Senior Reporter
Feds Defend ‘Conflict Mineral’ Disclosure Rule in Court
The Securities and Exchange Commission took “numerous steps” to lessen the burdens imposed by a rule requiring that public companies search out and shed their supply chains of “conflict minerals,” according to an appeals court brief filed by SEC attorneys.
Recognizing that the rule could be “quite costly,” the SEC rejected a suggested approach that would have required all affected issuers to use a legal standard of “due diligence,” instead using a “no reason to believe” standard that Central African conflict minerals were present in a company’s supply chain, the SEC said.
The SEC brief was filed Oct. 24 in response to an appeal of a July 23 lower federal court ruling that allowed the conflict-mineral rule to stand. Groups that challenged the SEC requirement on constitutional grounds included the National Association of Manufacturers, the U.S. Chamber of Commerce and the Business Roundtable. Oral arguments in the case have not been scheduled.
The business groups have said the rule is too costly, will not eliminate the humanitarian crisis in Africa and violates their privacy in requiring that they disclose factual information about their products.

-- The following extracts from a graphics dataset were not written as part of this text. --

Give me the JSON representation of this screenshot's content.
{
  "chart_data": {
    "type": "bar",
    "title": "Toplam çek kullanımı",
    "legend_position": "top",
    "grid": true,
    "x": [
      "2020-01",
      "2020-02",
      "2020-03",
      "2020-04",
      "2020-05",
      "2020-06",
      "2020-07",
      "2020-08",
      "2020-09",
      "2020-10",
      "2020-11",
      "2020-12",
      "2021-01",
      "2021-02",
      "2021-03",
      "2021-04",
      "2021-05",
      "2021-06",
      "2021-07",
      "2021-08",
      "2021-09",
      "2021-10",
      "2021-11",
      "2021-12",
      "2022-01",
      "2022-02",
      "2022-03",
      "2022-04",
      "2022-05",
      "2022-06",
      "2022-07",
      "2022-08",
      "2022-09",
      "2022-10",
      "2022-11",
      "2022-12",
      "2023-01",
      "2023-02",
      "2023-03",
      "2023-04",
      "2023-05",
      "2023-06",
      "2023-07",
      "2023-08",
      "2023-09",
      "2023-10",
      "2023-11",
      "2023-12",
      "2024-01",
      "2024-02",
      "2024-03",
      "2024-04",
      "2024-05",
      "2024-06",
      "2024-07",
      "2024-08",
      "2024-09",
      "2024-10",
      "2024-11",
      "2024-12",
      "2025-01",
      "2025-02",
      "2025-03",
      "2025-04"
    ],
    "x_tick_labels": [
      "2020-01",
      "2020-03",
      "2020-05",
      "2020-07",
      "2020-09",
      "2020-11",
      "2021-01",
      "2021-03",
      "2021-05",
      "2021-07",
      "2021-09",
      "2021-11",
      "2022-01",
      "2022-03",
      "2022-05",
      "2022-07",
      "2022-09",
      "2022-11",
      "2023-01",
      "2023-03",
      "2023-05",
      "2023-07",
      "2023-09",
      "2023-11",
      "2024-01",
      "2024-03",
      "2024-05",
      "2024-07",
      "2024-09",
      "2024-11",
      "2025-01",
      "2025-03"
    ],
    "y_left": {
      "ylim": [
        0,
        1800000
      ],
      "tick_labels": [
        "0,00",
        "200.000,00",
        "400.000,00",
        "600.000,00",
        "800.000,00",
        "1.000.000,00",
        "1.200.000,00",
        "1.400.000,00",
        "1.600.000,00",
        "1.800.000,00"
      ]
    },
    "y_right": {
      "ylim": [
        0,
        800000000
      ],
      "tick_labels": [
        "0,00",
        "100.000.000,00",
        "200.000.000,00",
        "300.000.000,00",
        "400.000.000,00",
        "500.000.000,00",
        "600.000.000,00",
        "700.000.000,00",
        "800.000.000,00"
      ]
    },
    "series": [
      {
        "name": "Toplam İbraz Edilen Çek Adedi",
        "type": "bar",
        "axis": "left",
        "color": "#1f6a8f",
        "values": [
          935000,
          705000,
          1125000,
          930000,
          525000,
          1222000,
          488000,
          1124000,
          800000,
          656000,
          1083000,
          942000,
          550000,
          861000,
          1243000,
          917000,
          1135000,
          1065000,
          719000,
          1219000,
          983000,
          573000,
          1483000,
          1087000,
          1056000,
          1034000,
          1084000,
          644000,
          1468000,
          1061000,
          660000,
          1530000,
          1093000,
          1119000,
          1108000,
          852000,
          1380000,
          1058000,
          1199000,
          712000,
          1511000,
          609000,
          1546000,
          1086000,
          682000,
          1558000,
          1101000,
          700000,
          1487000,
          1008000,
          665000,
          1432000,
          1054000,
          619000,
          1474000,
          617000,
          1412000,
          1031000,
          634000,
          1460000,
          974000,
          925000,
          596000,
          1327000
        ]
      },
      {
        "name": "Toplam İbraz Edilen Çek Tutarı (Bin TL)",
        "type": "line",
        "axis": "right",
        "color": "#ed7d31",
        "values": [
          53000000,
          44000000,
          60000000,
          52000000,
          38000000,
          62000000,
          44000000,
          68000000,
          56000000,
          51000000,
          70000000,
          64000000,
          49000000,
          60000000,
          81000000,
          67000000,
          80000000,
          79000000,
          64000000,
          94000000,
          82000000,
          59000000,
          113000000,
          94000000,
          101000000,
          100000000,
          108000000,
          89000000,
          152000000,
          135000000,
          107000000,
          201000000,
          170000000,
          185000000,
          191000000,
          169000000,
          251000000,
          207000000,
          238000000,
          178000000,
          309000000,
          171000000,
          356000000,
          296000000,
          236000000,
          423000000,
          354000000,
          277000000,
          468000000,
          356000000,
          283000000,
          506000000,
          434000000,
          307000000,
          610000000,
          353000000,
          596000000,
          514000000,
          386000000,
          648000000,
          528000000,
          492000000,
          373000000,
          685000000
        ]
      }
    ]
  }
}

Truck makers and suppliers have said they are among the industries hardest hit by the rule issued in response to provisions contained in the Dodd-Frank Wall Street Reform and Consumer Protection Act signed into law by President Obama in July 2010. The legislation uses securities disclosure law to bring greater public awareness of the source of conflict minerals that fuel civil war in the Democratic Republic of the Congo by “facilitating the purchase of small arms to commit abuses and reducing government revenues needed for increasing security and rebuilding the country.”
The rule requires that companies examine their supply chains for traces of tantalum, tin, tungsten and gold from central Africa and to report their findings to the SEC starting next year.